What course should a principled republic take toward a figure like Pam Bondi, provided that, for reasons unknown, horse-whipping remains off the table?
Bondi, lately the attorney general of these United States, is a prime example of the sort of people who flourish in Donald Trump’s circle: morally speaking, she is a criminal, yet there is no suitable statute to prosecute her.
Bondi’s 14-month tenure at the Department of Justice was, as a matter of her official duties, a crime spree. Her legacy is that she used the DOJ to unleash a sequence of pretextual criminal investigations and prosecutions aimed at the president’s political enemies, even when there wasn’t the slightest indication of a legitimate legal case against them. Those targeted by Bondi’s DOJ as a matter of political vendetta include: Gov. Tim Walz, Attorney General Keith Ellison, and Hennepin County Attorney Mary Moriarty, all of Minnesota; Minneapolis Mayor Jacob Frey; St. Paul Mayor Kaohly Her; Federal Reserve Chairman Jerome Powell; Federal Reserve Governor Lisa Cook; Sen. Elissa Slotkin of Michigan; Rep. Jason Crow of Colorado; Rep. Maggie Goodlander of New Hampshire; Reps. Chrissy Houlahan and Chris Deluzio of Pennsylvania; Sen. Mark Kelly of Arizona; Sen.

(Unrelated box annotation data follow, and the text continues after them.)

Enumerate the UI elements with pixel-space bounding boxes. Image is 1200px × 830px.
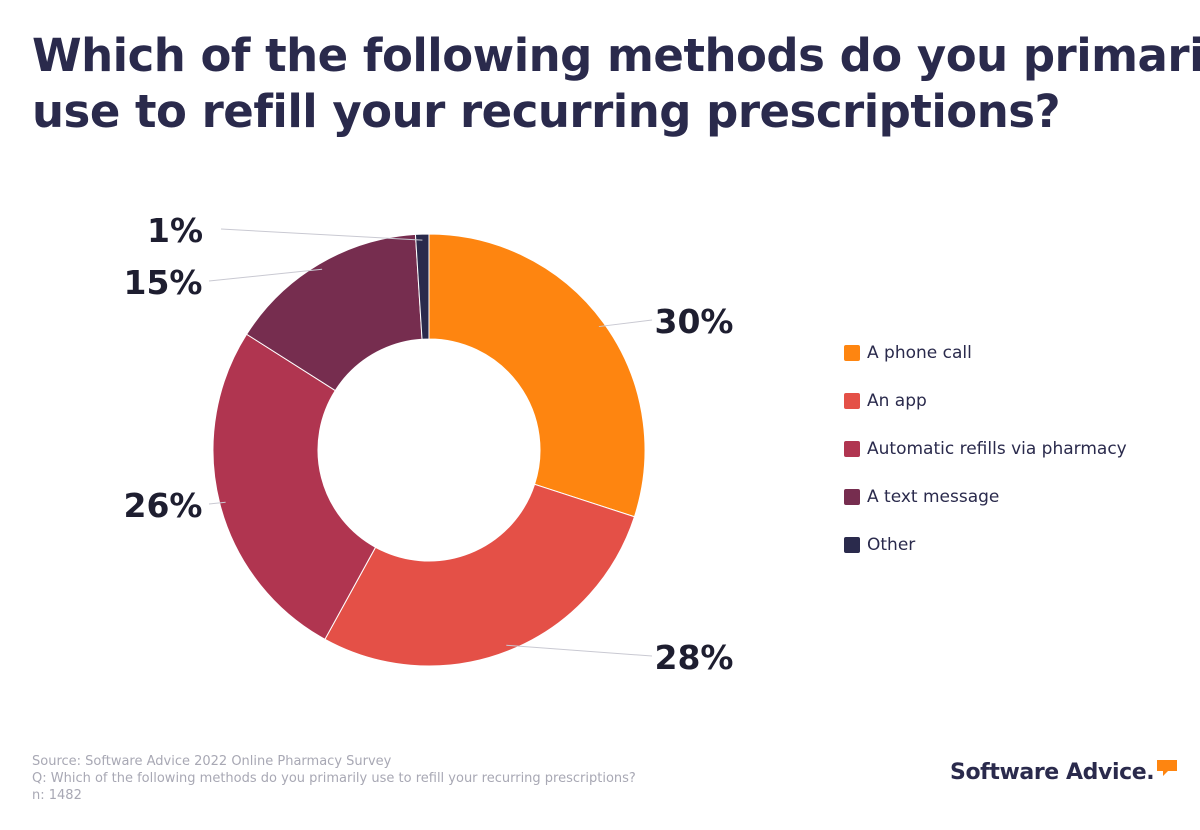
data-label-1: 30% [655,302,734,341]
leader-line-5 [220,228,423,241]
leader-line-1 [598,319,653,328]
data-labels: 30% 28% 26% 15% 1% [124,211,734,677]
donut-slice-4 [245,233,423,392]
legend-item: Other [844,533,1127,557]
legend-item: A phone call [844,341,1127,365]
legend-label: A phone call [867,343,972,363]
legend-label: Automatic refills via pharmacy [867,439,1127,459]
donut-slice-2 [324,483,636,667]
speech-bubble-icon [1157,760,1178,776]
leader-lines [208,228,653,657]
source-notes: Source: Software Advice 2022 Online Phar… [32,753,636,804]
data-label-5: 1% [147,211,203,250]
data-label-4: 15% [124,263,203,302]
chart-title: Which of the following methods do you pr… [32,28,1200,140]
legend-swatch [844,441,860,457]
donut-slice-5 [414,233,430,340]
leader-line-4 [208,268,323,282]
legend-swatch [844,393,860,409]
brand-logo: Software Advice. [950,758,1178,788]
chart-title-line-2: use to refill your recurring prescriptio… [32,85,1061,138]
source-note: Source: Software Advice 2022 Online Phar… [32,754,392,769]
legend-label: A text message [867,487,1000,507]
legend: A phone call An app Automatic refills via … [844,341,1127,581]
data-label-3: 26% [124,486,203,525]
leader-line-2 [506,644,653,657]
chart-title-line-1: Which of the following methods do you pr… [32,29,1200,82]
donut-slices [212,233,646,667]
legend-label: Other [867,535,916,555]
legend-swatch [844,537,860,553]
donut-slice-3 [212,333,377,640]
donut-slice-1 [428,233,646,518]
brand-name: Software Advice. [950,760,1155,785]
sample-size-note: n: 1482 [32,788,82,803]
legend-swatch [844,489,860,505]
legend-label: An app [867,391,927,411]
legend-item: An app [844,389,1127,413]
leader-line-3 [208,501,226,505]
legend-item: Automatic refills via pharmacy [844,437,1127,461]
legend-swatch [844,345,860,361]
legend-item: A text message [844,485,1127,509]
question-note: Q: Which of the following methods do you… [32,771,636,786]
data-label-2: 28% [655,638,734,677]
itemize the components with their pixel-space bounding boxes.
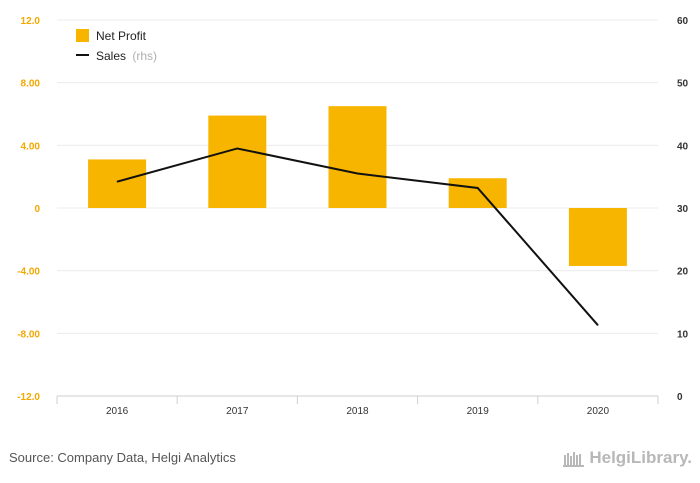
- y-left-tick-label: 8.00: [21, 79, 41, 90]
- y-right-tick-label: 20: [677, 267, 689, 278]
- bar-net-profit-2018: [328, 106, 387, 208]
- axes: 12.0 8.00 4.00 0 -4.00 -8.00 -12.0 60 50 40 30 20 10…: [17, 16, 688, 417]
- source-note: Source: Company Data, Helgi Analytics: [9, 450, 236, 465]
- y-left-tick-label: 0: [34, 204, 40, 215]
- y-left-tick-label: -8.00: [17, 329, 40, 340]
- bar-net-profit-2019: [448, 178, 507, 208]
- y-right-tick-label: 60: [677, 16, 689, 27]
- legend: Net Profit Sales (rhs): [76, 29, 157, 63]
- x-tick-label: 2016: [106, 406, 129, 417]
- y-right-tick-label: 0: [677, 392, 683, 403]
- sales-point-2019: [477, 187, 479, 189]
- brand-logo: HelgiLibrary.: [563, 448, 692, 468]
- legend-label-sales: Sales (rhs): [96, 49, 157, 63]
- bar-net-profit-2017: [208, 115, 267, 208]
- net-profit-bars: [88, 106, 627, 266]
- y-left-tick-label: -12.0: [17, 392, 40, 403]
- x-tick-label: 2017: [226, 406, 249, 417]
- sales-point-2016: [116, 181, 118, 183]
- y-left-tick-label: 4.00: [21, 141, 41, 152]
- x-tick-label: 2019: [467, 406, 490, 417]
- x-tick-label: 2020: [587, 406, 610, 417]
- y-left-tick-label: 12.0: [21, 16, 41, 27]
- legend-label-net-profit: Net Profit: [96, 29, 147, 43]
- bar-net-profit-2020: [568, 208, 627, 266]
- legend-label-sales-suffix: (rhs): [132, 49, 157, 63]
- brand-name: HelgiLibrary.: [589, 448, 692, 467]
- sales-point-2020: [597, 324, 599, 326]
- x-tick-label: 2018: [346, 406, 369, 417]
- y-right-tick-label: 10: [677, 329, 689, 340]
- y-right-tick-label: 50: [677, 79, 689, 90]
- y-left-tick-label: -4.00: [17, 267, 40, 278]
- y-right-tick-label: 30: [677, 204, 689, 215]
- y-right-tick-label: 40: [677, 141, 689, 152]
- bar-net-profit-2016: [88, 159, 147, 208]
- legend-swatch-net-profit: [76, 29, 89, 42]
- sales-line: [116, 147, 599, 326]
- sales-point-2017: [236, 147, 238, 149]
- sales-point-2018: [357, 173, 358, 175]
- library-icon: [563, 452, 585, 467]
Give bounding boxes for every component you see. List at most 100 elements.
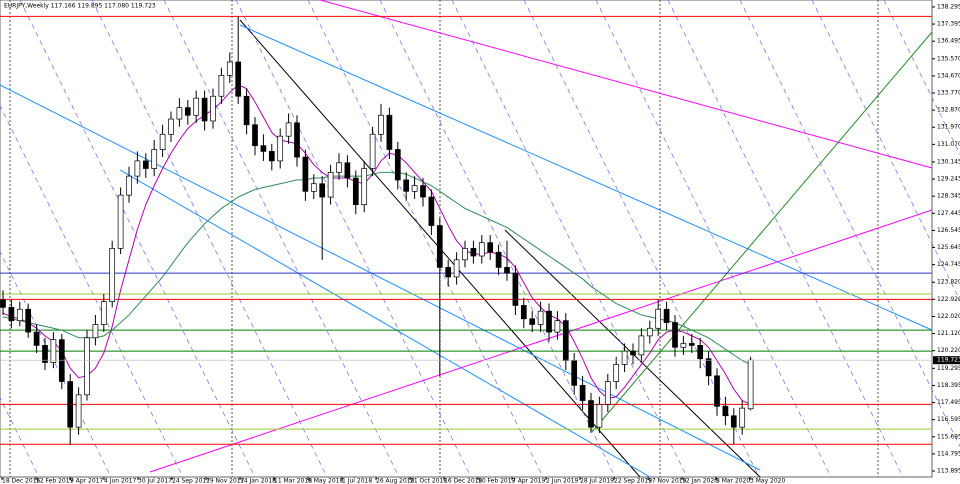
candle-body (369, 133, 376, 169)
x-tick-label: 21 Oct 2018 (410, 478, 447, 484)
candle-body (352, 177, 359, 205)
plot-frame (0, 0, 933, 478)
trend-line (0, 84, 761, 471)
y-tick-label: 127.445 (937, 210, 960, 217)
channel-line (739, 0, 960, 448)
candle-body (630, 350, 636, 356)
candle-body (319, 183, 326, 198)
candle-body (403, 179, 410, 192)
trend-line (149, 209, 933, 473)
candle-body (747, 359, 754, 410)
channel-line (667, 0, 904, 478)
trend-line (591, 31, 933, 433)
last-price-label: 119.723 (937, 357, 960, 364)
candle-body (92, 324, 99, 339)
y-tick-label: 136.495 (937, 38, 960, 45)
channel-line (811, 0, 960, 302)
candle-body (520, 305, 527, 320)
candle-body (201, 97, 208, 122)
candle-body (218, 74, 225, 97)
channel-line (595, 0, 832, 478)
candle-body (243, 95, 250, 126)
y-tick-label: 113.895 (937, 468, 960, 475)
candle-body (571, 360, 578, 386)
x-tick-label: 26 Aug 2018 (376, 478, 415, 484)
candle-body (235, 61, 242, 97)
y-tick-label: 131.970 (937, 124, 960, 131)
y-tick-label: 122.020 (937, 313, 960, 320)
x-tick-label: 2 Jun 2019 (546, 478, 578, 484)
candle-body (714, 375, 720, 407)
candle-body (361, 168, 368, 205)
candle-body (386, 114, 393, 150)
x-tick-label: 11 Mar 2018 (274, 478, 312, 484)
x-tick-label: 19 Nov 2017 (206, 478, 245, 484)
x-tick-label: 10 Feb 2019 (478, 478, 516, 484)
candle-body (596, 403, 603, 428)
candle-body (562, 320, 569, 361)
candle-body (58, 339, 65, 382)
candle-body (109, 248, 116, 302)
candle-body (546, 310, 552, 333)
candle-body (268, 151, 275, 162)
y-tick-label: 131.070 (937, 141, 960, 148)
candle-body (512, 272, 519, 306)
candle-body (436, 225, 443, 268)
y-tick-label: 135.570 (937, 55, 960, 62)
candle-body (478, 242, 485, 257)
x-tick-label: 7 Apr 2019 (512, 478, 545, 484)
candle-body (0, 299, 6, 308)
x-tick-label: 22 Sep 2019 (614, 478, 652, 484)
candle-body (260, 145, 267, 152)
x-tick-label: 6 May 2018 (308, 478, 343, 484)
candle-body (462, 248, 468, 261)
candle-body (210, 95, 216, 122)
x-tick-label: 1 Jul 2018 (342, 478, 372, 484)
candle-body (285, 122, 292, 137)
candle-body (672, 322, 678, 348)
channel-line (379, 0, 616, 478)
y-tick-label: 119.295 (937, 365, 960, 372)
x-tick-label: 4 Jun 2017 (104, 478, 136, 484)
channel-line (91, 0, 328, 478)
candle-body (554, 320, 561, 333)
candle-body (302, 156, 309, 192)
channel-line (163, 0, 400, 478)
y-tick-label: 114.795 (937, 450, 960, 457)
candle-body (193, 97, 200, 116)
trend-line (239, 24, 933, 331)
candle-body (697, 345, 704, 360)
candle-body (730, 415, 737, 428)
candle-body (100, 301, 107, 325)
channel-line (451, 0, 688, 478)
candle-body (722, 405, 729, 417)
candle-body (663, 308, 670, 323)
candle-body (117, 194, 124, 249)
candle-body (420, 185, 426, 198)
candle-body (411, 185, 418, 192)
y-tick-label: 117.495 (937, 399, 960, 406)
candle-body (25, 308, 32, 333)
candle-body (151, 149, 158, 169)
trend-line (319, 0, 933, 169)
candle-body (655, 308, 662, 329)
y-tick-label: 137.395 (937, 21, 960, 28)
chart-title: EURJPY,Weekly 117.166 119.895 117.080 11… (4, 3, 156, 10)
candle-body (252, 124, 258, 147)
candle-body (159, 133, 166, 150)
candle-body (50, 339, 57, 363)
candle-body (638, 335, 645, 356)
candle-body (336, 162, 342, 173)
x-tick-label: 12 Feb 2017 (36, 478, 74, 484)
moving-average (2, 171, 751, 365)
y-tick-label: 121.120 (937, 330, 960, 337)
y-tick-label: 133.770 (937, 90, 960, 97)
candle-body (537, 310, 544, 325)
y-tick-label: 129.245 (937, 176, 960, 183)
x-tick-label: 30 Jul 2017 (138, 478, 172, 484)
candle-body (445, 267, 452, 278)
candle-body (579, 384, 586, 401)
x-tick-label: 12 Jan 2020 (682, 478, 718, 484)
candle-body (588, 400, 594, 428)
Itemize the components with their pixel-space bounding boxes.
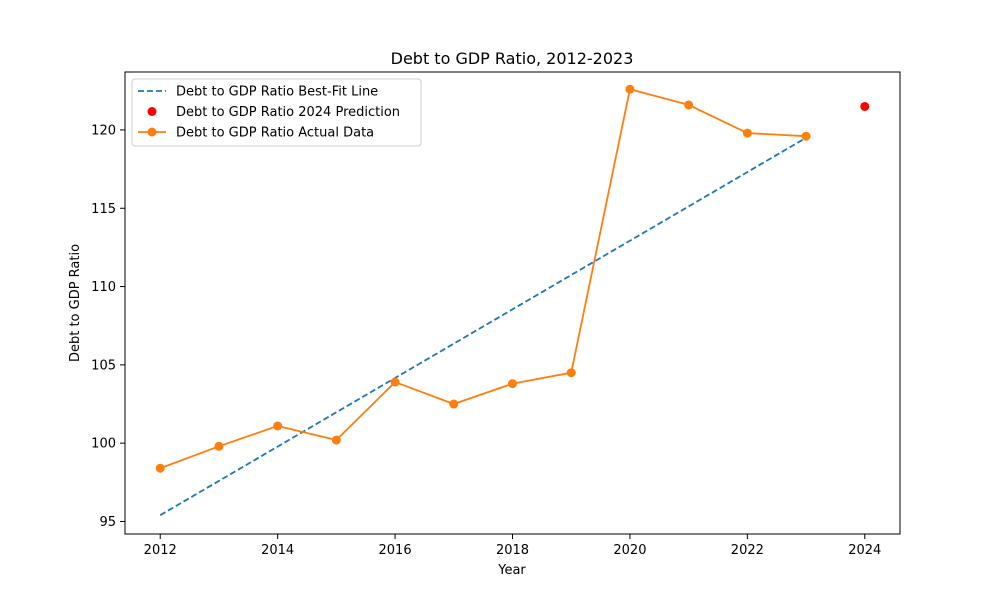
best-fit-line (159, 137, 807, 516)
x-tick-label: 2024 (848, 543, 881, 558)
y-tick-label: 100 (91, 437, 116, 452)
y-tick-label: 105 (91, 358, 116, 373)
actual-data-point (449, 399, 459, 409)
actual-data-line (159, 88, 807, 470)
x-axis: 2012 2014 2016 2018 2020 2022 2024 (144, 534, 881, 558)
x-tick-label: 2018 (496, 543, 529, 558)
x-axis-label: Year (497, 563, 526, 578)
y-axis: 95 100 105 110 115 120 (91, 123, 125, 530)
y-axis-label: Debt to GDP Ratio (68, 244, 83, 362)
x-tick-label: 2020 (613, 543, 646, 558)
legend-label-best-fit: Debt to GDP Ratio Best-Fit Line (176, 85, 378, 100)
actual-data-point (155, 463, 165, 473)
y-tick-label: 120 (91, 123, 116, 138)
y-tick-label: 115 (91, 202, 116, 217)
y-tick-label: 95 (99, 515, 116, 530)
actual-data-point (331, 435, 341, 445)
actual-data-point (684, 100, 694, 110)
plot-area (155, 84, 870, 516)
actual-data-point (273, 421, 283, 431)
legend-label-actual: Debt to GDP Ratio Actual Data (176, 126, 374, 141)
actual-data-point (508, 379, 517, 389)
x-tick-label: 2022 (731, 543, 764, 558)
actual-data-point (390, 377, 400, 387)
chart-title: Debt to GDP Ratio, 2012-2023 (391, 49, 634, 68)
legend-swatch-actual-marker (147, 127, 157, 137)
legend-swatch-prediction (147, 107, 157, 116)
actual-data-point (742, 128, 752, 138)
actual-data-point (625, 84, 635, 94)
x-tick-label: 2014 (261, 543, 294, 558)
y-tick-label: 110 (91, 280, 116, 295)
legend-box (131, 78, 422, 147)
legend: Debt to GDP Ratio Best-Fit Line Debt to … (131, 78, 422, 147)
x-tick-label: 2016 (379, 543, 412, 558)
actual-data-point (214, 441, 224, 451)
legend-label-prediction: Debt to GDP Ratio 2024 Prediction (176, 105, 400, 120)
prediction-point (860, 101, 870, 111)
actual-data-point (566, 368, 576, 378)
actual-data-point (801, 131, 811, 141)
x-tick-label: 2012 (144, 543, 177, 558)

Adam Schiff of California; former FBI Director James Comey; former CIA Director John Brennan; Attorney General Letitia James of New York. (The prosecution of former National Security Adviser John Bolton, no less political and pretextual where Bondi was concerned, is more complicated in that it is not solely the work of the Trump administration.)
That is quite a list—aside from assembling a handful of counterfeit “Epstein files” binders, Bondi appears to have accomplished little during her term other than abusing the extraordinary powers of the DOJ to harass and exact retribution from the president’s political foes.
Although it is a vexing situation, it may be for the best that there is no statute under which Pam Bondi’s prosecution would be convenient—if Bondi’s career as attorney general teaches anything at all, it is that in our currently debased political climate the DOJ cannot be trusted with a law that is flexible enough to treat such abuses of power as criminal. A measure designed to curb such abuses would, ironically, almost surely enable new ones. Bondi is licensed in Florida, where she served as attorney general, and Florida law contemplates disbarment for “cumulative misconduct” and allows permanent disbarment in cases “where an attorney’s conduct indicates he or she engages in a persistent course of unrepentant and egregious misconduct and is beyond redemption.”
Having recently celebrated the Resurrection, I do not believe that a human being is “beyond redemption” as a spiritual matter. But as to whether a lawyer or a government officer is beyond redemption: If Pam Bondi has not engaged in a “persistent course of unrepentant and egregious misconduct,” then who has?